I am there now, at the bus terminal in Bratislava, sipping a Pilsner inside the station pub, which itself was converted from an out-of-use street car. Then I jump to the porch outside the Ein Gedi hostel, perched with free café (instant, in that red and black packet, and milk from a pouch!), watching the full moon rise over the Dead Sea, Jordan in the background. (As close as I was and as many times as I saw the cities and mountains of Jordan, I never actually crossed the border, despite Petra being a huge tourist destination. I have to go back!!) In my mind I wake up and stretch to greet the great dense, salty sea, then climb, high, higher still up the mountain to the highest legally allowed point in forty degree centigrade heat, then down, deep down into Dodom’s cave and waterfall. Oh, the magic of the desert!!!
My heart longs again for those secret places in the land, those deep mysteries that are so fixed, ancient and overwhelming. I come back to my room, and my eyes fall upon my favorite poem, framed and mounted above my chest of drawers, and I begin to read:

Go placidly amid the noise and the haste, and remember what peace there may be in silence.

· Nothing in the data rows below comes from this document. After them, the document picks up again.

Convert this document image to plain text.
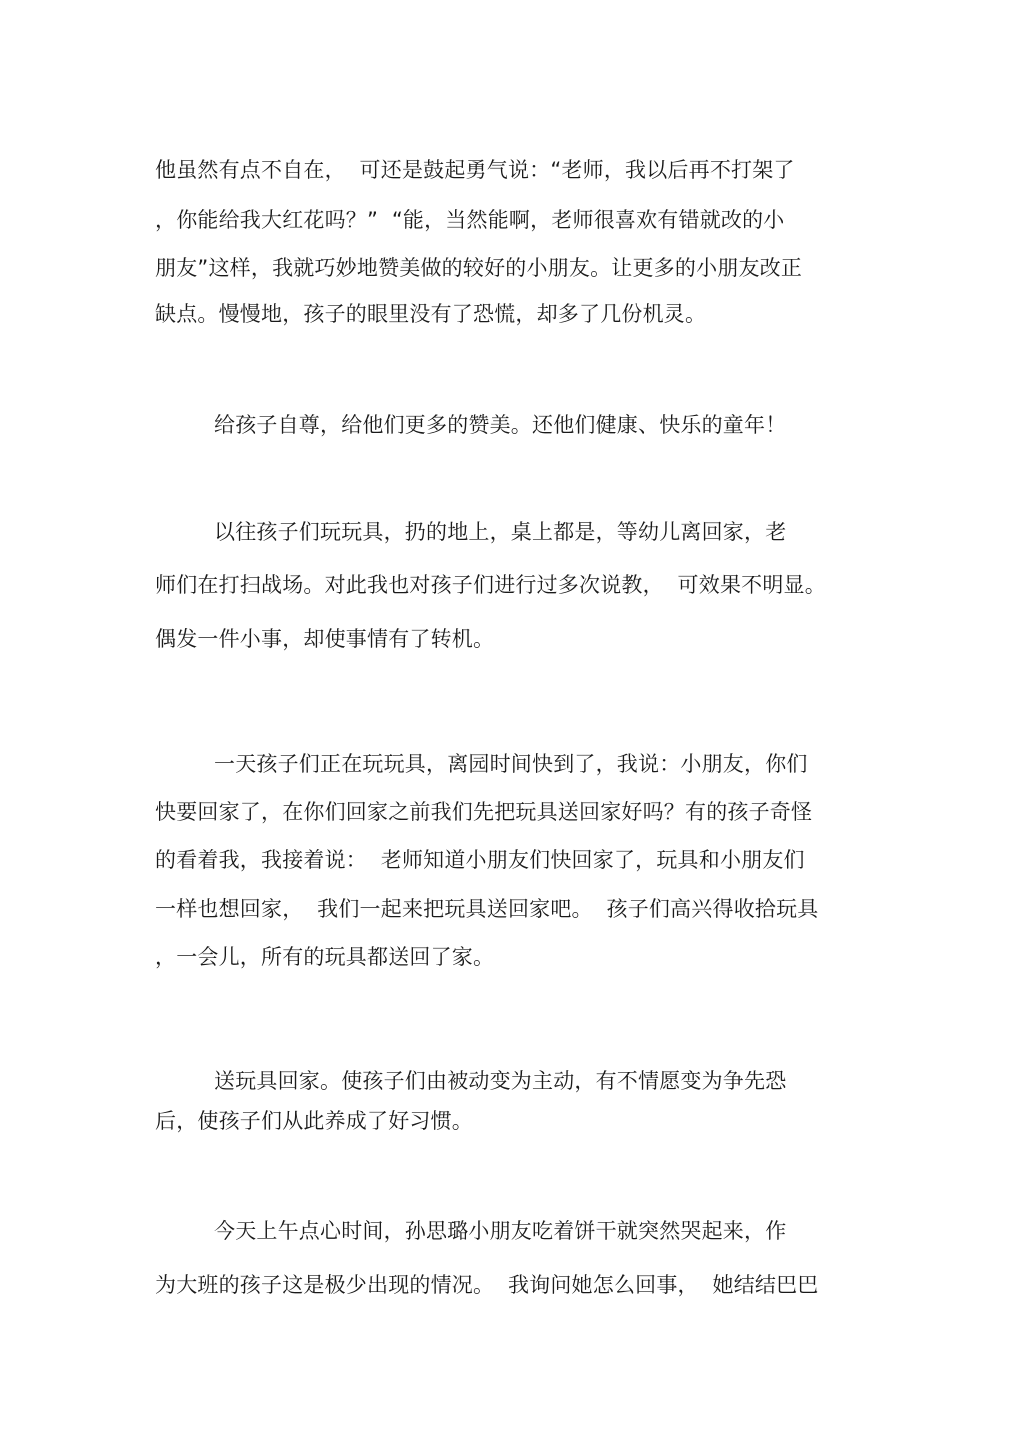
他虽然有点不自在，  可还是鼓起勇气说：“老师，我以后再不打架了
，你能给我大红花吗？”  “能，当然能啊，老师很喜欢有错就改的小
朋友”这样，我就巧妙地赞美做的较好的小朋友。让更多的小朋友改正
缺点。慢慢地，孩子的眼里没有了恐慌，却多了几份机灵。
给孩子自尊，给他们更多的赞美。还他们健康、快乐的童年！
以往孩子们玩玩具，扔的地上，桌上都是，等幼儿离回家，老
师们在打扫战场。对此我也对孩子们进行过多次说教，  可效果不明显。
偶发一件小事，却使事情有了转机。
一天孩子们正在玩玩具，离园时间快到了，我说：小朋友，你们
快要回家了，在你们回家之前我们先把玩具送回家好吗？有的孩子奇怪
的看着我，我接着说：  老师知道小朋友们快回家了，玩具和小朋友们
一样也想回家，  我们一起来把玩具送回家吧。  孩子们高兴得收拾玩具
，一会儿，所有的玩具都送回了家。
送玩具回家。使孩子们由被动变为主动，有不情愿变为争先恐
后，使孩子们从此养成了好习惯。
今天上午点心时间，孙思璐小朋友吃着饼干就突然哭起来，作
为大班的孩子这是极少出现的情况。  我询问她怎么回事，  她结结巴巴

     I think again of the silent and the chaotic in far away lands. I think of the silent and chaotic demons that test us here in my home country, indeed in my very heart and soul. Tests, challenges, other points of view–as cliche as it sounds, I found myself through living day in day out in Be’er Sheva, getting to sleep each night and waking up with the hot desert sun on my face. I found something I had been looking for since I was a little girl: the confidence and serenity to feel my feet fixed firmly on the ground, yet the faith to throw caution to the wind and let these same feet fly out from under me, over a rock into water or down into a cave. I found the truth–that the world is not such a nice place all the time, and that your life will never be what you want it to be if you put your store in changing times that make headlines, sell newspapers, and send people time and again to war. I think this is why so many pilgrims come to Jerusalem, why so many religious faithful live in Jerusalem, and why that city is and has been and will probably always be the hottest place on Earth:  they know, they understand that the ebbing tide of change only rushes over what is firmly rooted into time and space: God and his plan for us.
I have no answers for peace in the world, but I will forever strive, and may we all work for this:

     In the noisy confusion of life, keep peace in your soul.